LINCOLNTON. N.C. — Heather Gannon says the day started great. She was at work and it was her work anniversary: Twenty-four years as a medical assistant.

But she says then her phone rang. She says she rushed home to Lincolnton and found her burned house in shambles. She says, fortunately, no one was hurt.

“The main thing that this fire took from us was our security, our safety, our stability,” she said.

As for their belongings, she says they rented and had renters insurance, but that the company, Assurant, would only cover less than a third of what she expected. She says less than $25,000.

“We lost everything. Everything. And when you have that comfort in knowing I have an insurance policy. We’re going to be OK. I can replace the beds. I can buy you more toys. I can get you more books,” she said. “The thing about insurance is that everybody needs it, but you hope to never have to use it.”

Gannon says part of the problem was proving what they owned.

“I’m the main breadwinner and so, every penny that I’ve already pinched, is now getting squeezed again,” she said.

Action 9′s Jason Stoogenke emailed Assurant. It said it cut Gannon a check based on the “evidence” she provided and that it even gave her “some additional funds early.” The company said if she deserved more than that, she’d have to provide more proof. The company said it would “continue working” with Gannon on this.

Their full statement:

“Thank you for reaching out on behalf of our policyholder Ms. Gannon. We certainly sympathize with Ms. Gannon regarding this trying time for her and her family and her frustrations with the processing of her fire loss claim. It is our continuing goal to work with policyholders to quickly resolve claims. As you may be aware, with personal property claims under renters insurance policies, it is important that policyholders provide some form of evidence of the personal property for which they are seeking coverage. Ms. Gannon previously provided us with evidence of the personal property she wanted covered under the policy which allowed us to issue her a payment on April 10, 2024 based on the information she provided. The value of the personal property she submitted was less than her full policy limit, accordingly, as would be the case with any renters policy, her payment was based on that value. We informed Ms. Gannon that we would not be able to release her full policy limits for personal property without additional supporting documents showing additional personal property that was damaged. Recognizing the difficulties she is facing and to further assist Ms. Gannon with her loss, we did release some additional funds early to Ms. Gannon. Ms. Gannon is now working directly with our team on providing additional supporting documents for the items she feels are missing from the initial estimate. We will continue working with Ms. Gannon to bring her claim to an amicable resolution.”
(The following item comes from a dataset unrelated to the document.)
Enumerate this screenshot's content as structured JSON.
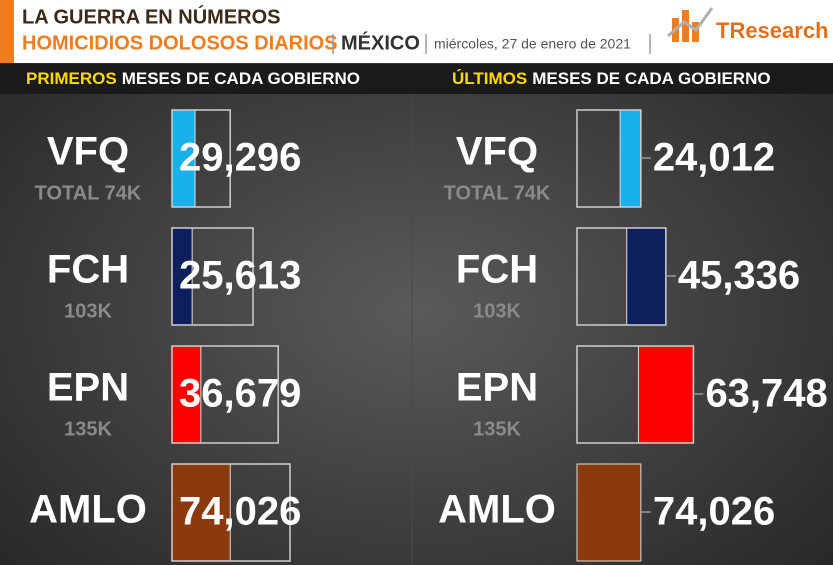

Fewer than two weeks later, she emailed Stoogenke the company was paying her the rest she hoped for, for a total of $75,000.
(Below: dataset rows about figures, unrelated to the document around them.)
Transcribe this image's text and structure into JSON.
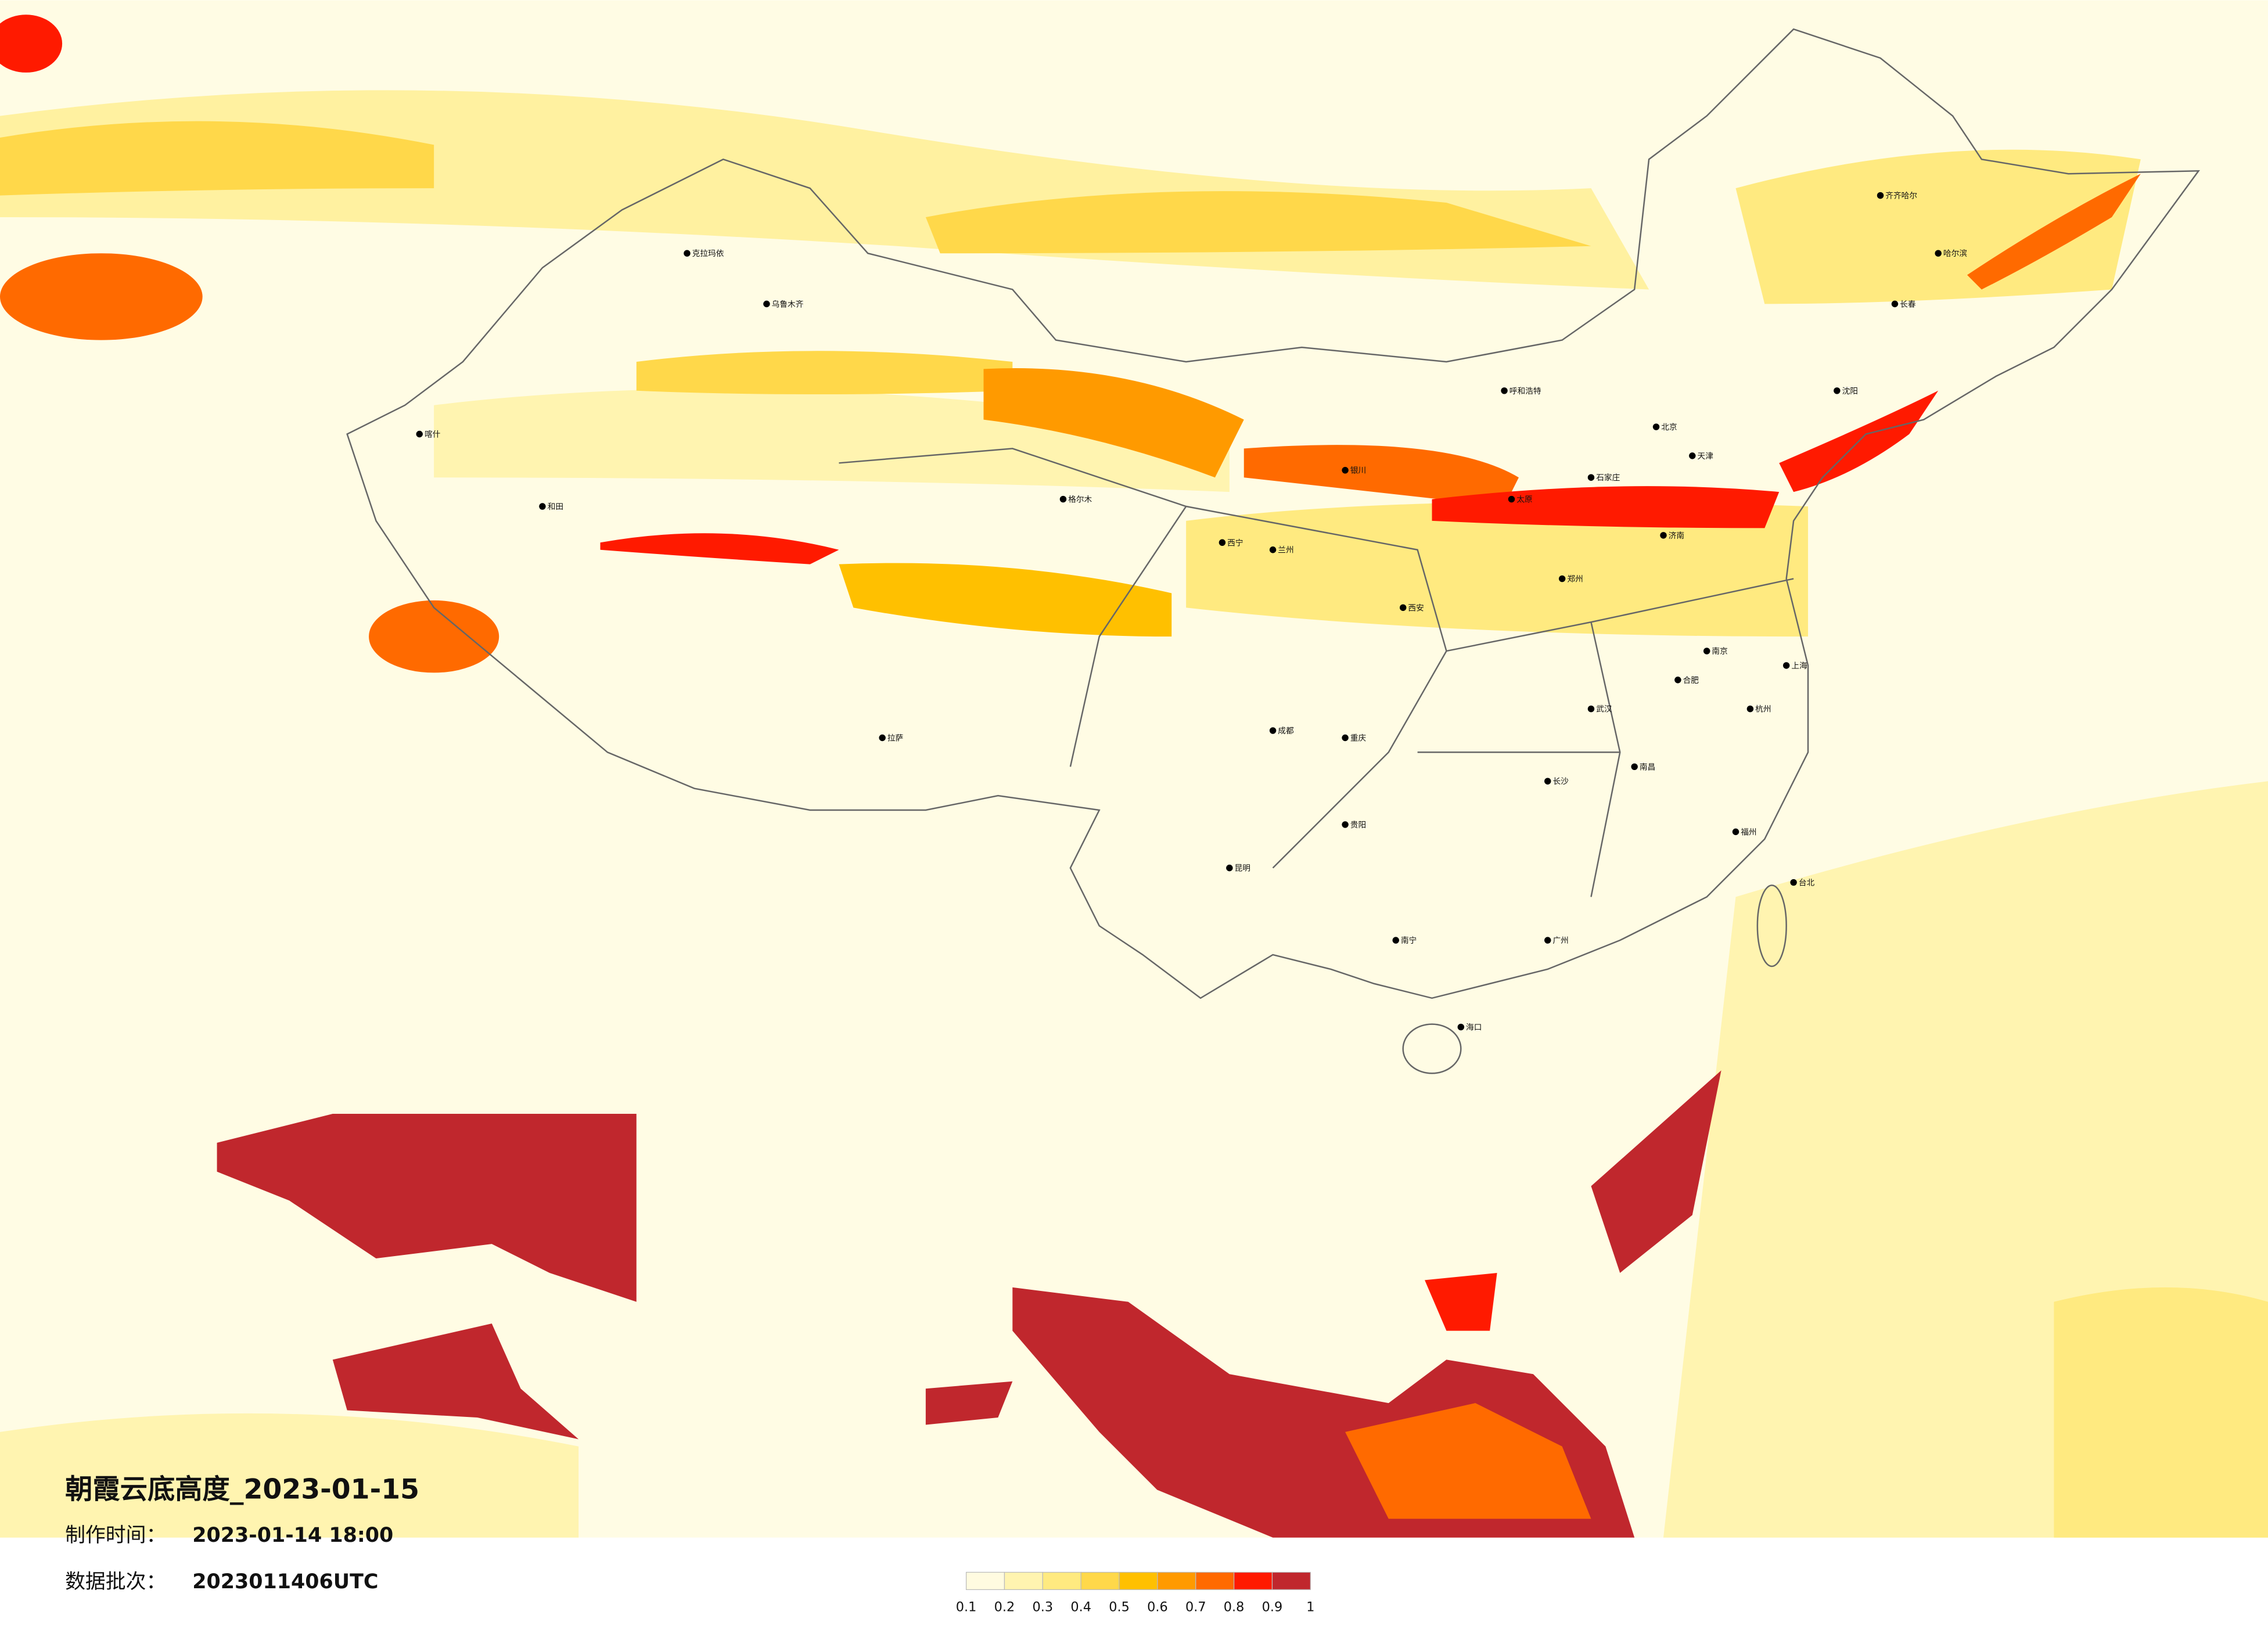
{
  "title": "朝霞云底高度_2023-01-15",
  "made_time": {
    "label": "制作时间：",
    "value": "2023-01-14 18:00"
  },
  "batch": {
    "label": "数据批次：",
    "value": "2023011406UTC"
  },
  "legend": {
    "colors": [
      "#fffbe0",
      "#fff4b0",
      "#ffea80",
      "#ffd84a",
      "#ffc000",
      "#ff9a00",
      "#ff6a00",
      "#ff1a00",
      "#c0272d"
    ],
    "labels": [
      "0.1",
      "0.2",
      "0.3",
      "0.4",
      "0.5",
      "0.6",
      "0.7",
      "0.8",
      "0.9",
      "1"
    ]
  },
  "cities": [
    "北京",
    "天津",
    "石家庄",
    "太原",
    "呼和浩特",
    "郑州",
    "西安",
    "兰州",
    "西宁",
    "银川",
    "成都",
    "重庆",
    "贵阳",
    "昆明",
    "南宁",
    "广州",
    "长沙",
    "武汉",
    "南昌",
    "杭州",
    "南京",
    "上海",
    "福州",
    "济南",
    "合肥",
    "沈阳",
    "长春",
    "哈尔滨",
    "乌鲁木齐",
    "拉萨",
    "海口",
    "台北",
    "齐齐哈尔",
    "克拉玛依",
    "喀什",
    "和田",
    "格尔木"
  ]
}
In a perfect world, everyone would have an up-to-date catalog of everything they own: Pictures, receipts, the works. But that’s not practical. So Stoogenke always tries to give you advice you can actually do. So here it is:

  • Walk around your home and shoot video of your belongings.
  • Narrate it. Describe what we’re seeing, what brands.
  • It doesn’t have to focus on everything, but hit the important stuff.
  • Upload it to the cloud in case something happens to your device.
  • You may want separate insurance policies for items that are extra valuable. If not, at least make sure you document those specifically.